Thursday, July 10, 2008

Homemade Yogurt

Why bother with homemade yogurt? Let me start by saying that nothing compares with a good homemade yogurt: the luxurious creaminess, subtle tartness, natural sweetness, and perfect texture. I grew up eating excellent yogurt and fromage-frais (a thick creamy cheese eaten as a yogurt). The United States has quite a variety of yogurts as well. They come in mainly little plastic containers, with an array of flavors, sweeteners and ingredients.

My kids stopped eating yogurt when they realized that some of their favorite brands (and we are not talking brands marketed to kids here which are often the worst offenders) contained gelatin and other objectionable ingredients. Now, we are not vegetarians but the idea of animal collagen in their yogurt grossed them out. What exactly is gelatin made out of? Gelatin comes from a protein which is extracted from animal bones (pork, cows, horses), skins and intestines.

Add the fact that all those little containers add up to huge amount of plastic waste on our landfills and a decision was made to purchase our very own, shiny yogurt maker.

My first attempts were not that great. I followed the recipe on the instruction manual included with my machine which yielded mediocre, overly tart results. After some investigation I came up with my own recipe which includes:

42 oz of pasteurized 1% fat organic milk warmed to 113F (verify with a food thermometer). I take 1/2 cup of the warm milk out and mix to it:
5 tablespoons of nonfat organic milk powder
1 packet of yogurt culture (available at natural food stores and some supermarkets)

Then I combine that 1/2 cup back with the rest of the warm milk and whisk well. I divide the mixture into my glass jars for incubation. I like to leave it in the machine for 8 hours (however, every machine is different so you will have to play around with yours or follow the manufacturer's instructions).

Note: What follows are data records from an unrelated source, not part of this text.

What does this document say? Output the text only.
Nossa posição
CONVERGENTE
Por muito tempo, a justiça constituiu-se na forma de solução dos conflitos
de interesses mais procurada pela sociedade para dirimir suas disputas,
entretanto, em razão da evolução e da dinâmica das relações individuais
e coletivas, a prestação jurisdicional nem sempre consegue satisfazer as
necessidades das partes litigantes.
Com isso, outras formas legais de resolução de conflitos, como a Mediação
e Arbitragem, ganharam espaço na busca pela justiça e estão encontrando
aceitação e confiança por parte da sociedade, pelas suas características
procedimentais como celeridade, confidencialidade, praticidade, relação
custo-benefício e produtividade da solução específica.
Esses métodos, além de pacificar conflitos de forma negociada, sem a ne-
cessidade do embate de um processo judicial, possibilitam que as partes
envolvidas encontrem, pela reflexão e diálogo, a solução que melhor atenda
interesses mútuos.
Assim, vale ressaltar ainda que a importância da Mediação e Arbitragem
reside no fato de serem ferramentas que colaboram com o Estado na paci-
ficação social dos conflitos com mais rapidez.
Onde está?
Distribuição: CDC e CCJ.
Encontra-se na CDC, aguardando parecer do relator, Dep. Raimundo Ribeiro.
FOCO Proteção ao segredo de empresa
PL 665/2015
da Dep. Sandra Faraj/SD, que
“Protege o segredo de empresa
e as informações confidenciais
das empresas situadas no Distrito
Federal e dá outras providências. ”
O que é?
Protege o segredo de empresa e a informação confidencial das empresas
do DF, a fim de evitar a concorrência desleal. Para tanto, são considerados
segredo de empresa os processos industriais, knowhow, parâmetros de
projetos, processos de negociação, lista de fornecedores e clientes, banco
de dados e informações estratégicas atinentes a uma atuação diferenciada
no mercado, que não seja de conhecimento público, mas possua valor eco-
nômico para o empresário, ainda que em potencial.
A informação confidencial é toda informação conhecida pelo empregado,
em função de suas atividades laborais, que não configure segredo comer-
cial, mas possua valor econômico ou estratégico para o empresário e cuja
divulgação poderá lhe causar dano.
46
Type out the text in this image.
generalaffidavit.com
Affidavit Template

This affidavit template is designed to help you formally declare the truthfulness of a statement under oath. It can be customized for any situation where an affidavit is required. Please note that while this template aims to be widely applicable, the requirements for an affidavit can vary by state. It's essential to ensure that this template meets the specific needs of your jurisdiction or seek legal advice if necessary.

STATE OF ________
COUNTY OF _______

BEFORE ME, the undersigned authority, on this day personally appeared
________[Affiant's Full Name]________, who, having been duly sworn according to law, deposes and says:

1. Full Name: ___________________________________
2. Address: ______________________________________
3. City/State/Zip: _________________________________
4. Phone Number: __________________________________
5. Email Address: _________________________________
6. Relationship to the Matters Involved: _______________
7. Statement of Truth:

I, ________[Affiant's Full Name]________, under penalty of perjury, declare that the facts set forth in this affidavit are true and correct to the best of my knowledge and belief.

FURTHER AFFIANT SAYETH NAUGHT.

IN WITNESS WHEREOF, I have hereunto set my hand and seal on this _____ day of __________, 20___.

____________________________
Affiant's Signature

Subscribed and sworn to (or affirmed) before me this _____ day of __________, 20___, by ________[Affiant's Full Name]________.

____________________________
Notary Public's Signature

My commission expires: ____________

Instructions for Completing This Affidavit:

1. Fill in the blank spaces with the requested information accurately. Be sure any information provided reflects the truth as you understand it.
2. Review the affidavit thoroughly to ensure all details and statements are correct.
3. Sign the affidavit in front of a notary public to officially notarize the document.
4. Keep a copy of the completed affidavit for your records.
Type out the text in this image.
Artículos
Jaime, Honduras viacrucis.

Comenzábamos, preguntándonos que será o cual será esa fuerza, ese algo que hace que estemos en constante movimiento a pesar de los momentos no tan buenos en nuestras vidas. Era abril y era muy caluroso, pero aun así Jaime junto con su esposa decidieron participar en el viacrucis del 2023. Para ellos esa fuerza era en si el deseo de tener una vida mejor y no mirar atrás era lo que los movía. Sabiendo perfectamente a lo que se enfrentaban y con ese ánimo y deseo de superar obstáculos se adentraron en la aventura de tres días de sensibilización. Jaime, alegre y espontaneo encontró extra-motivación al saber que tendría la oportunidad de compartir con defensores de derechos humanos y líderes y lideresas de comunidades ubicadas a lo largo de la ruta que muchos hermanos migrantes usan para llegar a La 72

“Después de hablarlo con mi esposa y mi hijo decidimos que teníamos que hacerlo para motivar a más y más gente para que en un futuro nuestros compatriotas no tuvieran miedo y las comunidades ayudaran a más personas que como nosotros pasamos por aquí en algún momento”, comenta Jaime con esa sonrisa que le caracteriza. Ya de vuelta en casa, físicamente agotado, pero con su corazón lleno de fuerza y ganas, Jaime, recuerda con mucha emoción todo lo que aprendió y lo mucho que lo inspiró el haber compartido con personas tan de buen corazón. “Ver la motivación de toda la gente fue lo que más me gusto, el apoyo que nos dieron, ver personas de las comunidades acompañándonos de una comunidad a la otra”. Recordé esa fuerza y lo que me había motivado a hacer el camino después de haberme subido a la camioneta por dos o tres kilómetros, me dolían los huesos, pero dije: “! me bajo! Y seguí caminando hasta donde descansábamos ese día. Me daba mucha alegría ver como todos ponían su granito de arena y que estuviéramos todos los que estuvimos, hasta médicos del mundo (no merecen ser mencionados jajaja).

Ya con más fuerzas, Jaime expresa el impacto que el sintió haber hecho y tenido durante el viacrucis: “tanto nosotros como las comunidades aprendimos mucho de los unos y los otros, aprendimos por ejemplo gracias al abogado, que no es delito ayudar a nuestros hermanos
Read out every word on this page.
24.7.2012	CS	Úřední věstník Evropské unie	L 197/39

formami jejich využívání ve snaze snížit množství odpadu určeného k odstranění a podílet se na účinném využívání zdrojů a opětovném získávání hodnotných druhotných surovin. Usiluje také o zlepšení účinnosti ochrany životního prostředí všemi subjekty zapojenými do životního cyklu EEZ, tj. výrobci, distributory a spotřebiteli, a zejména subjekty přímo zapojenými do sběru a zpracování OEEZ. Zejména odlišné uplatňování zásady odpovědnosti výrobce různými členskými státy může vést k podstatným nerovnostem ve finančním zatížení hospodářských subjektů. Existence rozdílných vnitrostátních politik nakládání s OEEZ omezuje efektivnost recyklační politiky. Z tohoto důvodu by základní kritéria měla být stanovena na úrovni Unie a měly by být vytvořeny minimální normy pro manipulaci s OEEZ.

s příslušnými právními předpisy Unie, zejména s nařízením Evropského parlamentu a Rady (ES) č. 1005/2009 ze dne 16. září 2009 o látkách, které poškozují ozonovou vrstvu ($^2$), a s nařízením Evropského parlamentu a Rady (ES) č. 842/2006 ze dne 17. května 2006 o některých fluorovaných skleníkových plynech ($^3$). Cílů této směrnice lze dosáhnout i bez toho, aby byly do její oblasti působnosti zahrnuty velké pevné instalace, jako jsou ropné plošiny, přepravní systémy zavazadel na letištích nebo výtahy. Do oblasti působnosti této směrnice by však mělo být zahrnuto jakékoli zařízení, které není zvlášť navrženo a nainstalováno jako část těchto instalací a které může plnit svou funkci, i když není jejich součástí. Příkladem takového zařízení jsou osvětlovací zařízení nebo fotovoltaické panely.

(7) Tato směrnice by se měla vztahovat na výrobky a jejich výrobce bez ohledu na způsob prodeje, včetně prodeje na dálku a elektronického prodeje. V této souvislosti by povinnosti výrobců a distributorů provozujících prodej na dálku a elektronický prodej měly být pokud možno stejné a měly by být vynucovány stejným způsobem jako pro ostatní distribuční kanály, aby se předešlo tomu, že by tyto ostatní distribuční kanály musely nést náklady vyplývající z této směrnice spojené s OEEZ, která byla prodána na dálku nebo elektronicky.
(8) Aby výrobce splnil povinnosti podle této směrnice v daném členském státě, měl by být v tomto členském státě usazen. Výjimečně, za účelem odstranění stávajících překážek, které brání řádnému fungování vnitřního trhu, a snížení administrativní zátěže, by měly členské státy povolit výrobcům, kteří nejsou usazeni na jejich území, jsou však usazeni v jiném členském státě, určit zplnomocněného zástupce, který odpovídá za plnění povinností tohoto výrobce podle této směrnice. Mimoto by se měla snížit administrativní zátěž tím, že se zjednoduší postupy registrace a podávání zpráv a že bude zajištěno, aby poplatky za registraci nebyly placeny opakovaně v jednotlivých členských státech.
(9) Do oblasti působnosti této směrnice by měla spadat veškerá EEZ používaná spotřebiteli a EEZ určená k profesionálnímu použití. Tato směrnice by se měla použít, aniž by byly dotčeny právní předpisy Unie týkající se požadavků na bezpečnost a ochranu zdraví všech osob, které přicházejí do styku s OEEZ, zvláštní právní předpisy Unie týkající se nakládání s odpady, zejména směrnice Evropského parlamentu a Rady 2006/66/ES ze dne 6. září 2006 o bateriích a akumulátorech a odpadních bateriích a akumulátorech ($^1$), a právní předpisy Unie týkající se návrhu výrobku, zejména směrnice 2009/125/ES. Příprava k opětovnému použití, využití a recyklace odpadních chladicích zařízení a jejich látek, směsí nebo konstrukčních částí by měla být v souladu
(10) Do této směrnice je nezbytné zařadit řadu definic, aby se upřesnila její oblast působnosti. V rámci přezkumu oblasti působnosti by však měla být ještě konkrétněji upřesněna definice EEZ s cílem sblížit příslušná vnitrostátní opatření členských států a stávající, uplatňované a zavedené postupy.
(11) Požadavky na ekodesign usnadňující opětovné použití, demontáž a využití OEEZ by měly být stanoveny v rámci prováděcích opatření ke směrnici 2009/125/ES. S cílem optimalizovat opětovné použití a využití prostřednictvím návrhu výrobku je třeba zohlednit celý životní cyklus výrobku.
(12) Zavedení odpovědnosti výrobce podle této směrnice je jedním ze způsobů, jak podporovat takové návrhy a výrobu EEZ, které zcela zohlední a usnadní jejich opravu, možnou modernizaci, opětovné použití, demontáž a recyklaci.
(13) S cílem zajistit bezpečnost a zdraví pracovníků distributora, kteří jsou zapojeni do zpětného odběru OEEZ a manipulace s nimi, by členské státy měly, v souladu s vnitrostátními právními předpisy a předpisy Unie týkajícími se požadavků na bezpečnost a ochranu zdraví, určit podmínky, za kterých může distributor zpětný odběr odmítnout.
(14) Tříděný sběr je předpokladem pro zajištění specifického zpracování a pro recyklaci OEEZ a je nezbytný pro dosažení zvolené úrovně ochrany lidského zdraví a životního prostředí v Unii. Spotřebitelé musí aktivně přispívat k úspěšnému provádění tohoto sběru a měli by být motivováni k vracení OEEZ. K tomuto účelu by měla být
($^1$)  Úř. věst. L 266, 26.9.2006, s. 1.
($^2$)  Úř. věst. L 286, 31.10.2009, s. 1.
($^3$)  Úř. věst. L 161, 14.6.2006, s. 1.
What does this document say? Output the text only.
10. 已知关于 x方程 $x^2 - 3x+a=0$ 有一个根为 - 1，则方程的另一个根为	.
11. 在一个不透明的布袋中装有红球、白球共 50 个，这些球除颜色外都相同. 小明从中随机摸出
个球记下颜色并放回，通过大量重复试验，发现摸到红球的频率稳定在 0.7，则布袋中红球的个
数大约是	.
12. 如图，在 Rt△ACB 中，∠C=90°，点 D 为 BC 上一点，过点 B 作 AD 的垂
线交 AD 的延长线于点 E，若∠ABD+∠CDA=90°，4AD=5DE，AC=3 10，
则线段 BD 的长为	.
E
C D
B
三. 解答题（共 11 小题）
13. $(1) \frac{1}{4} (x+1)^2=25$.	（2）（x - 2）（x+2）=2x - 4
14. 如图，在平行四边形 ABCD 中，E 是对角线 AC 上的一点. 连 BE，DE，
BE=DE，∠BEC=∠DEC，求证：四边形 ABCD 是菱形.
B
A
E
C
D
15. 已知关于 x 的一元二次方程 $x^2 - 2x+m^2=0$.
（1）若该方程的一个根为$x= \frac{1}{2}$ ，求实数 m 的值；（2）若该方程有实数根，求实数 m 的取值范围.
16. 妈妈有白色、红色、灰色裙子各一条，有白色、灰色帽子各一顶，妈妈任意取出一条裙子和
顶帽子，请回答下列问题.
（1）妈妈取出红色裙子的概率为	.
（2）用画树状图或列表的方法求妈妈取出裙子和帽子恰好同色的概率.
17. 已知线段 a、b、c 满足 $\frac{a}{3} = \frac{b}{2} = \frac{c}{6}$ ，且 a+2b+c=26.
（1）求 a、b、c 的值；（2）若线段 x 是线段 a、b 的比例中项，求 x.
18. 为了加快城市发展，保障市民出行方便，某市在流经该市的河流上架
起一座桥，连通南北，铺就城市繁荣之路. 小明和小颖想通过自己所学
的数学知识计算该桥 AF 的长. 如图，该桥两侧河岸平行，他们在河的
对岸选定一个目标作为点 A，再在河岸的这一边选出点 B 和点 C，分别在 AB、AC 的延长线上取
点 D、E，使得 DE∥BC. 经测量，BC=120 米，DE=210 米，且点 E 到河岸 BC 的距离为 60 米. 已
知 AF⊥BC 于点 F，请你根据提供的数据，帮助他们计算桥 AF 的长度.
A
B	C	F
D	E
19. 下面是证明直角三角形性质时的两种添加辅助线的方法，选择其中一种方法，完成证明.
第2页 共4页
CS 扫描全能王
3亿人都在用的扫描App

I also learned the hard way that it pays to sterilize everything that will touch the yogurt mixture in a pot of boiling water just before making it (be careful with this process because it is so easy to burn yourself). Missing this step could cause the culture to die out. Also, making sure that the milk is at the right temperature is important for the same reason as sterilization.

I make soy milk yogurt as well, which taste like nothing I have purchased on the grocery store shelves (and I have tried probably every brand available at my local Wholefoods). It's wonderful, thick, creamy and almost as rich as a custard. The best recipe I have found for soy yogurt is on a vegan website: Bryanna's Vegan Feast

I use dairy and soy milk yogurts as dessert, snacks, and for salad dressings. My kids love them because they get to flavor their own with jams, lemon curd, berries, agave nectar or other natural sweeteners-- and they don't have to think about animal collagen as they savor every teaspoon. There's no doubt in my mind that making yogurt at home is well worth my time and effort.


Is it Me? said...

Alexa thank you for visiting my page it's really nice when other people look at your blog! as for the home made yogurt, my husband and I sailed around the world and on the boat I always made my own yogurt, as in some of the countries we stopped at had only very highly sweetened and artificial stuff. I didn't have a machine and after putting it in the jars I would wrap it in a blanket and put it to bed in our spare cabin until the next morning. It was always delicious and creamy for breakfast.

Alexa said...

Hi Peta,
Your trip sounds like an amazing experience! There are so many ways to develop yogurt culture. My aunt in France use to just leave her jars overnight on top of her little oven. Once you have tasted homemade yogurt it's so hard to go back to the store-bought variety. Isn't it?

Steffi said...

Hey Alexa!
Thanks for stopping by my blog! Your photos look so tasty. Especially this yogurt with the blueberries. I think I also have to try making my own! I´m curious if that tastes different. Oh, and the light is nice on the photo with the jam in the next entry.

Tartelette said...

My yogurt maker broke so like your aut I make mine with the oven and the pilot on. Works like a charm! And you're right about the benefits of homemade, so much better for our bodies!

Alexa said...

Hi Tartelette,

I still want to try your recipe (and canelle's) recipe for fromage frais et petits suisses. It's on my to do list for this week. I can't wait!